The following Python modules are used in this notebook.

from sympy import *
import numpy as np
from tabulate import tabulate
import pandas as pd
from scipy import signal
import matplotlib.pyplot as plt
import SymMNA
from IPython.display import display, Markdown, Math, Latex
init_printing()

34.5 Op Amp test circuit

An Op Amp test circuit, shown below, is used to explore various feedback configurations. A resistor is used to terminate each Op Amp terminal.
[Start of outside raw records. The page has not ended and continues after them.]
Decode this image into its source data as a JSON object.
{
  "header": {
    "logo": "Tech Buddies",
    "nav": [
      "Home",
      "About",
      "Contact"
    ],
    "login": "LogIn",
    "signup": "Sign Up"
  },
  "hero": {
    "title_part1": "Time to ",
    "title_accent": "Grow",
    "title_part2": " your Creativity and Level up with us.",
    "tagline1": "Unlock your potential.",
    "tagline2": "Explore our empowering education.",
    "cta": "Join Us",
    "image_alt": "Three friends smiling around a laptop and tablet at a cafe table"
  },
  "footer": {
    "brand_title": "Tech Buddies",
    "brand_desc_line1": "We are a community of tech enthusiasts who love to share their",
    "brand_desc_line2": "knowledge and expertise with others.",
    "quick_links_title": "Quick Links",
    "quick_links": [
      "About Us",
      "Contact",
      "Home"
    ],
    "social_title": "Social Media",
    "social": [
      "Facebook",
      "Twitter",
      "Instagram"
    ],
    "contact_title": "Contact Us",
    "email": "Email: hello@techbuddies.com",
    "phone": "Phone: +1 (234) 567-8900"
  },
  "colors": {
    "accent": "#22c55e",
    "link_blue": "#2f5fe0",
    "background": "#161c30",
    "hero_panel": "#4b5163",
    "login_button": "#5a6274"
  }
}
A DC voltage source, V1, is used as the stimulus to the circuit and all the resistor values are set to one.

Figure 34.2: Op Amp test circuit

34.6 Case 1: No feedback

The net list for Figure 34.2 was obtained from LTSpice.

net_list1 = '''
V1 1 0 1
O1 3 4 2
R1 3 1 1
R3 2 0 1
R2 4 0 1
'''

Generate the network equations.

report, network_df, df2, A1, X1, Z1 = SymMNA.smna(net_list1)
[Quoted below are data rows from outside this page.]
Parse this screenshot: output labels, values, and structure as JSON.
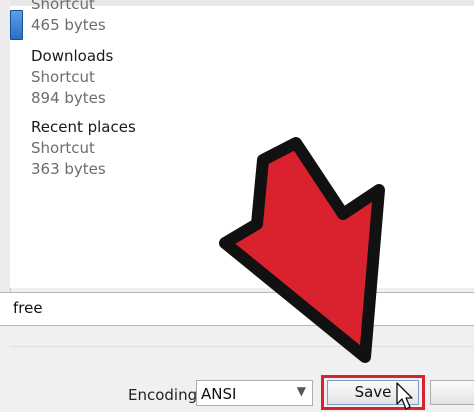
{
  "file_list": {
    "items": [
      {
        "name": "Shortcut",
        "type": "",
        "size": "465 bytes",
        "partial": true
      },
      {
        "name": "Downloads",
        "type": "Shortcut",
        "size": "894 bytes"
      },
      {
        "name": "Recent places",
        "type": "Shortcut",
        "size": "363 bytes"
      }
    ]
  },
  "filename": {
    "value": "free"
  },
  "encoding": {
    "label": "Encoding:",
    "selected": "ANSI"
  },
  "buttons": {
    "save_label": "Save"
  },
  "annotation": {
    "arrow_color": "#d9222e",
    "highlight_color": "#d9222e",
    "icons": [
      "red-arrow-icon",
      "mouse-cursor-icon"
    ]
  }
}
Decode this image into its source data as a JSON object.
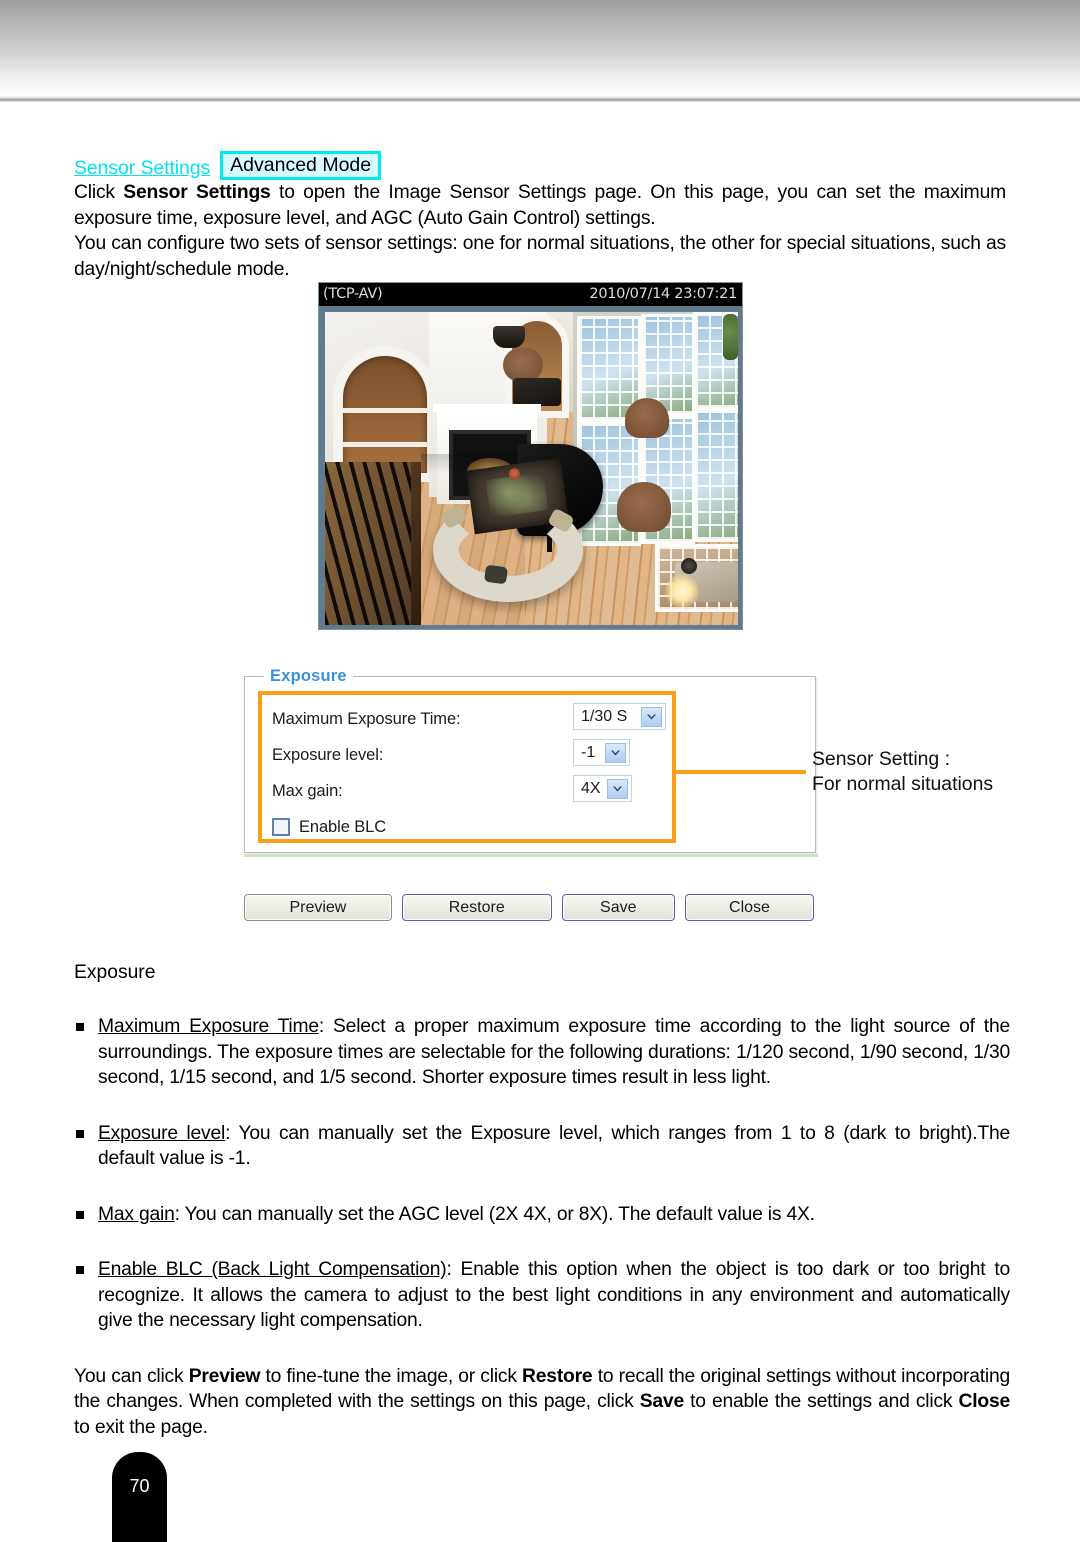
{
  "header": {
    "band": "gray-gradient"
  },
  "intro": {
    "link_label": "Sensor Settings",
    "mode_badge": "Advanced Mode",
    "paragraph1_pre": "Click ",
    "paragraph1_bold": "Sensor Settings",
    "paragraph1_post": " to open the Image Sensor Settings page. On this page, you can set the maximum exposure time, exposure level, and AGC (Auto Gain Control) settings.",
    "paragraph2": "You can configure two sets of sensor settings: one for normal situations, the other for special situations, such as day/night/schedule mode."
  },
  "video": {
    "osd_left": "(TCP-AV)",
    "osd_right": "2010/07/14 23:07:21",
    "scene_description": "overhead view of a living room with fireplace, grand piano, curved sofa, hardwood floor and tall windows"
  },
  "panel": {
    "legend": "Exposure",
    "rows": [
      {
        "label": "Maximum Exposure Time:",
        "value": "1/30 S"
      },
      {
        "label": "Exposure level:",
        "value": "-1"
      },
      {
        "label": "Max gain:",
        "value": "4X"
      }
    ],
    "checkbox_label": "Enable BLC",
    "checkbox_checked": false,
    "callout_color": "#f79f1a",
    "legend_color": "#3a8fdc"
  },
  "annotation": {
    "line1": "Sensor Setting :",
    "line2": "For normal situations"
  },
  "buttons": {
    "preview": "Preview",
    "restore": "Restore",
    "save": "Save",
    "close": "Close"
  },
  "details": {
    "section_title": "Exposure",
    "bullets": [
      {
        "term": "Maximum Exposure Time",
        "text": ": Select a proper maximum exposure time according to the light source of the surroundings. The exposure times are selectable for the following durations: 1/120 second, 1/90 second, 1/30 second, 1/15 second, and 1/5 second. Shorter exposure times result in less light."
      },
      {
        "term": "Exposure level",
        "text": ": You can manually set the Exposure level, which ranges from 1 to 8 (dark to bright).The default value is -1."
      },
      {
        "term": "Max gain",
        "text": ": You can manually set the AGC level (2X 4X, or 8X). The default value is 4X."
      },
      {
        "term": "Enable BLC (Back Light Compensation)",
        "text": ": Enable this option when the object is too dark or too bright to recognize. It allows the camera to adjust to the best light conditions in any environment and automatically give the necessary light compensation."
      }
    ],
    "closing": {
      "seg1": "You can click ",
      "b1": "Preview",
      "seg2": " to fine-tune the image, or click ",
      "b2": "Restore",
      "seg3": " to recall the original settings without incorporating the changes. When completed with the settings on this page, click ",
      "b3": "Save",
      "seg4": " to enable the settings and click ",
      "b4": "Close",
      "seg5": " to exit the page."
    }
  },
  "footer": {
    "page_number": "70"
  },
  "icons": {
    "chevron_down": "chevron-down-icon",
    "checkbox": "checkbox-icon"
  }
}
# Put matricies into SymPy 
X1 = Matrix(X1)
Z1 = Matrix(Z1)

NE1_sym = Eq(A1*X1,Z1)

Generate markdown text to display the network equations.

temp = ''
for i in range(len(X1)):
    temp += '${:s}$<br>'.format(latex(Eq((A1*X1)[i:i+1][0],Z1[i])))

Markdown(temp)

\(I_{V1} + \frac{v_{1}}{R_{1}} - \frac{v_{3}}{R_{1}} = 0\)
\(I_{O1} + \frac{v_{2}}{R_{3}} = 0\)
\(- \frac{v_{1}}{R_{1}} + \frac{v_{3}}{R_{1}} = 0\)
\(\frac{v_{4}}{R_{2}} = 0\)
\(v_{1} = V_{1}\)
\(v_{3} - v_{4} = 0\)

Shown above are the six equations generatated by NMA. The last three equations are rather simple.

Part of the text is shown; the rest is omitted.